Today’s gospel continues our reading of the Sermon on the Mount, which started last Monday. Speaking about the moral law, based on the Ten Commandments, Jesus shows himself to be not an interpreter of the law, but himself the law-giver. Because perfect observance of all ten Commandments eludes us, interpreters prior to Jesus made exceptions to avoid an overly rigid, literal interpretation. Jesus regards such traditional interpretation not as false, but as inadequate.

He starts with the Commandment, “You shall not kill.” Note how he proceeds: “You have heard that it was said to your ancestors.” The one who had said that was, of course, God. As a pious Jew, Jesus was unwilling to speak the sacred name of God. So he uses the passive: not “God said,” but “it was said.” His Jewish hearers understood that what he really meant was: “God said.”

Jesus then shifts the ground from the act of killing to the emotion that precedes and causes it: anger. With the words, “But I say to you,” Jesus is speaking as only the giver of the law can speak. Modern psychology says that suppressed and unacknowledged emotions can cause neuroses and other mental illnesses. A modern understanding of Jesus’ teaching, therefore, is that we should acknowledge anger, but not act it out. Instead Jesus counsels us to seek reconciliation.

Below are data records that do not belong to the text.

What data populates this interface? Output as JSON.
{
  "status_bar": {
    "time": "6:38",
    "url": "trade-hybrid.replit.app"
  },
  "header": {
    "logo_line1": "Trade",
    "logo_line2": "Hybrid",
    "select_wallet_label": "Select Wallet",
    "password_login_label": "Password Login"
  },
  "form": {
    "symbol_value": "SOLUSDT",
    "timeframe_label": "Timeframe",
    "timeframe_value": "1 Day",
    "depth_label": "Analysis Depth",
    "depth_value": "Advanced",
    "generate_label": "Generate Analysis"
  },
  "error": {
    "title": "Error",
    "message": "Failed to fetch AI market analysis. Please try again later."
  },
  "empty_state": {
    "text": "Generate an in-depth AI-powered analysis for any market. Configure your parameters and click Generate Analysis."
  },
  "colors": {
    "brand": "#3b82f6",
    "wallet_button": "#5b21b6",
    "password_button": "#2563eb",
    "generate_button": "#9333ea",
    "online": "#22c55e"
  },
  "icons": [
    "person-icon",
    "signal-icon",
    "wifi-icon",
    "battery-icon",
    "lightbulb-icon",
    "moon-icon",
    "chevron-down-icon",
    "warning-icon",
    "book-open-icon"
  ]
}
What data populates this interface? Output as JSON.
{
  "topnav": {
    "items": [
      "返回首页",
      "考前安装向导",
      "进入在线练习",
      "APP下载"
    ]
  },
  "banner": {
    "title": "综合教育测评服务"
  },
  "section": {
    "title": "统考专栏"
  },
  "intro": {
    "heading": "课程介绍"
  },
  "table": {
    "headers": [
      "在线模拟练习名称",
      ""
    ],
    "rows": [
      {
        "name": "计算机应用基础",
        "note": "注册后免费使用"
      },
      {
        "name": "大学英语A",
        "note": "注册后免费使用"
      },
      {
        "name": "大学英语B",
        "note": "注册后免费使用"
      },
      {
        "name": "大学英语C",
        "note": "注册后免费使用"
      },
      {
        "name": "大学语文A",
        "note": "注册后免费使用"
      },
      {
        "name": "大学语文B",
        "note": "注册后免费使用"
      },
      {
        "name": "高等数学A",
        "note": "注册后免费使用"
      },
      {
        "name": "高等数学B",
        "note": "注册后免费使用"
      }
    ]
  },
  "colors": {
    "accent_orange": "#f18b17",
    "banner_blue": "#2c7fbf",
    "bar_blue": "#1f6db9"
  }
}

All Israel’s prophets had taught that there could be no true worship without justice. So Jesus gives a concrete example. “If you bring your gift to the altar, and there remember that your brother has something against you, leave your gift there at the altar, go first and be reconciled with your brother, and then come and offer your gift.” Then he gives a kind of “worst case scenario,” describing the possibly disastrous consequences of failing to reconcile. This too has a modern parallel in the example of the wise lawyer who advises his client to “settle out of court.”   

Jesus will go on, in tomorrow’s gospel reading, to deal with the commandment prohibiting adultery. There he sets the bar so high that few indeed can clear it. He thus makes clear that no one has a claim, in strict justice, to salvation. We cannot stand before God  appealing to our good conduct record. Instead we pray, as we do at the start of every Mass, “Lord, have mercy.”